Natural Product-Inspired Approaches to Combat Bacterial Biofilms

The overarching goal of the Wuest research group is to utilize chemical biology to perturb biofilm processes. Bacterial biofilms have been estimated to cost society in excess of $200 billion/yr, affecting everything from human health to water purification. Furthermore, biofilms are increasingly resistant to antibiotic treatment and are responsible for persistent infections.

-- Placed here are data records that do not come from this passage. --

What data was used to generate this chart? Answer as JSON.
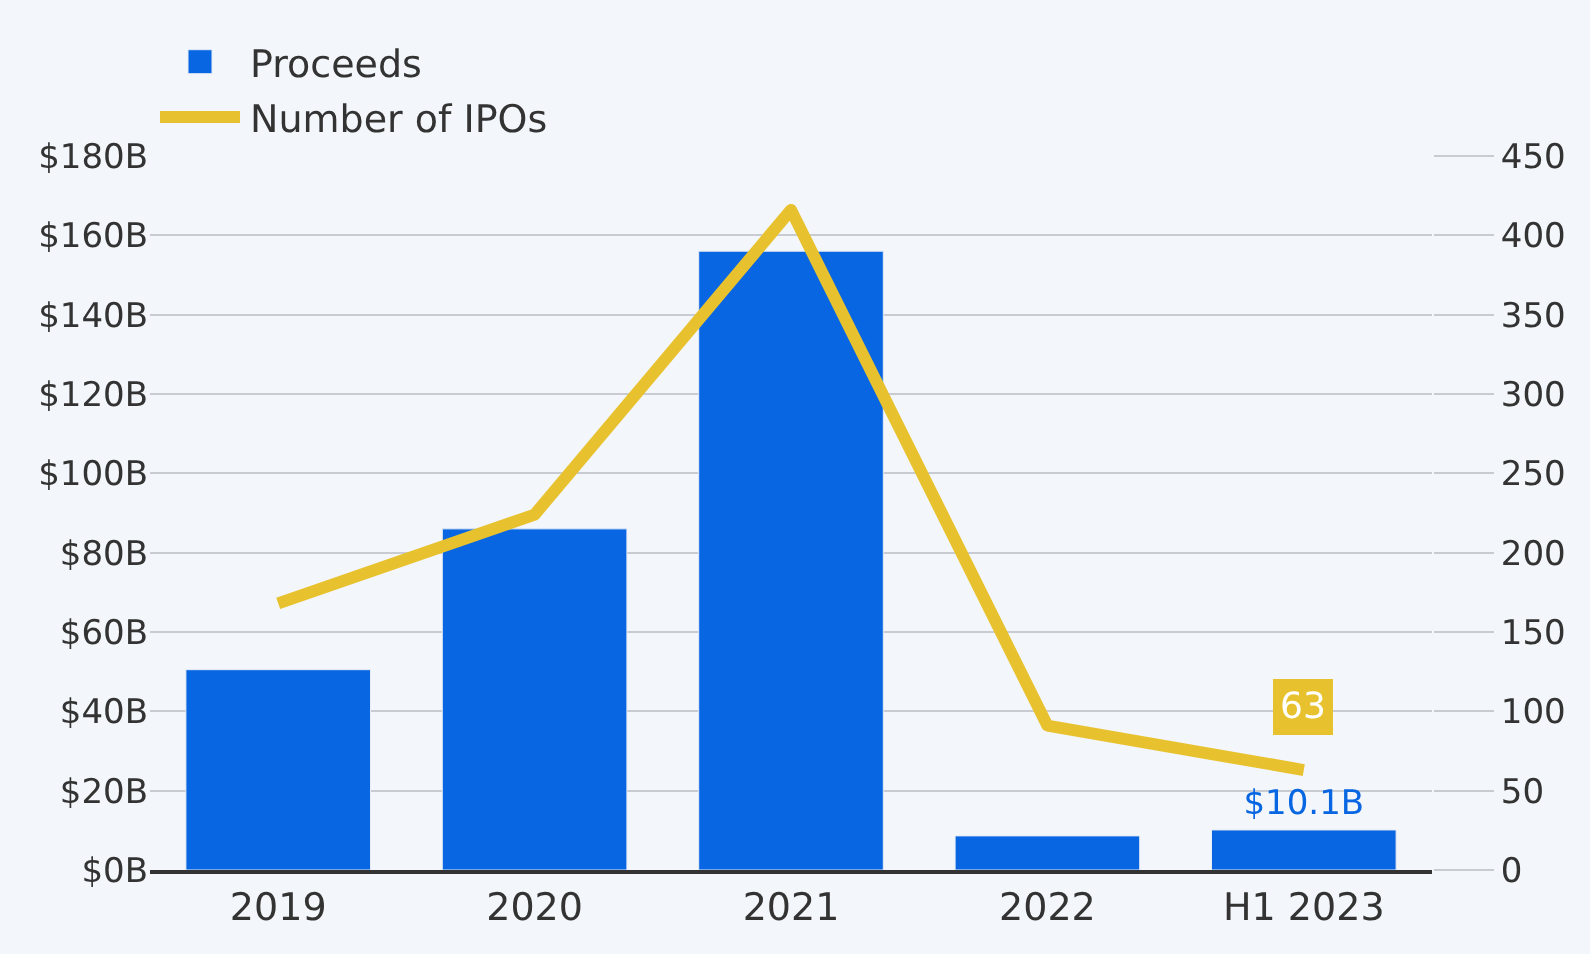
{
  "chart_data": {
    "type": "bar",
    "categories": [
      "2019",
      "2020",
      "2021",
      "2022",
      "H1 2023"
    ],
    "series": [
      {
        "name": "Proceeds",
        "color": "#0866e3",
        "values": [
          50.5,
          86,
          156,
          8.6,
          10.1
        ],
        "value_labels": [
          null,
          null,
          null,
          null,
          "$10.1B"
        ]
      },
      {
        "name": "Number of IPOs",
        "type": "line",
        "axis": "y2",
        "color": "#e8c22e",
        "values": [
          168,
          224,
          416,
          91,
          63
        ],
        "value_labels": [
          null,
          null,
          null,
          null,
          "63"
        ]
      }
    ],
    "ylim": [
      0,
      180
    ],
    "yticks": [
      {
        "value": 0,
        "label": "$0B"
      },
      {
        "value": 20,
        "label": "$20B"
      },
      {
        "value": 40,
        "label": "$40B"
      },
      {
        "value": 60,
        "label": "$60B"
      },
      {
        "value": 80,
        "label": "$80B"
      },
      {
        "value": 100,
        "label": "$100B"
      },
      {
        "value": 120,
        "label": "$120B"
      },
      {
        "value": 140,
        "label": "$140B"
      },
      {
        "value": 160,
        "label": "$160B"
      },
      {
        "value": 180,
        "label": "$180B"
      }
    ],
    "y2lim": [
      0,
      450
    ],
    "y2ticks": [
      0,
      50,
      100,
      150,
      200,
      250,
      300,
      350,
      400,
      450
    ],
    "grid": "y",
    "legend": "top",
    "marker": "none",
    "line_style": "solid"
  }
}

Our group is implementing a variety of methods to interrogate the signaling process with the overarching goal of identifying novel treatments and new targets for pharmaceutical development. Nationally, only a few synthetic endeavors have approached this problem in a similar way thus positioning our group for therapeutic breakthroughs.

Currently, we are pursuing a number of synthetic projects targeting known natural product biofilm inhibitors, signaling molecules, and protein-protein interactions. In conjunction, we are also using microbiological and biochemical approaches to discover new therapeutics, identify unprecedented biological targets, and test the efficacy of compounds developed in house. The goal of each of these projects is to make chemical analogs that mimic the natural compounds but are more “drug-like” thus possessing better pharmacokinetic properties and maximizing the likelihood success of therapeutic development. The group is highly interdisciplinary and has key collaborations throughout the world (Cornell, TU-Munich, Villanova) and also at Temple (Chemistry Dprt, Medical, Pharmacy, and Dental Schools) expediting the testing of compounds and evaluation of their mechanism of action.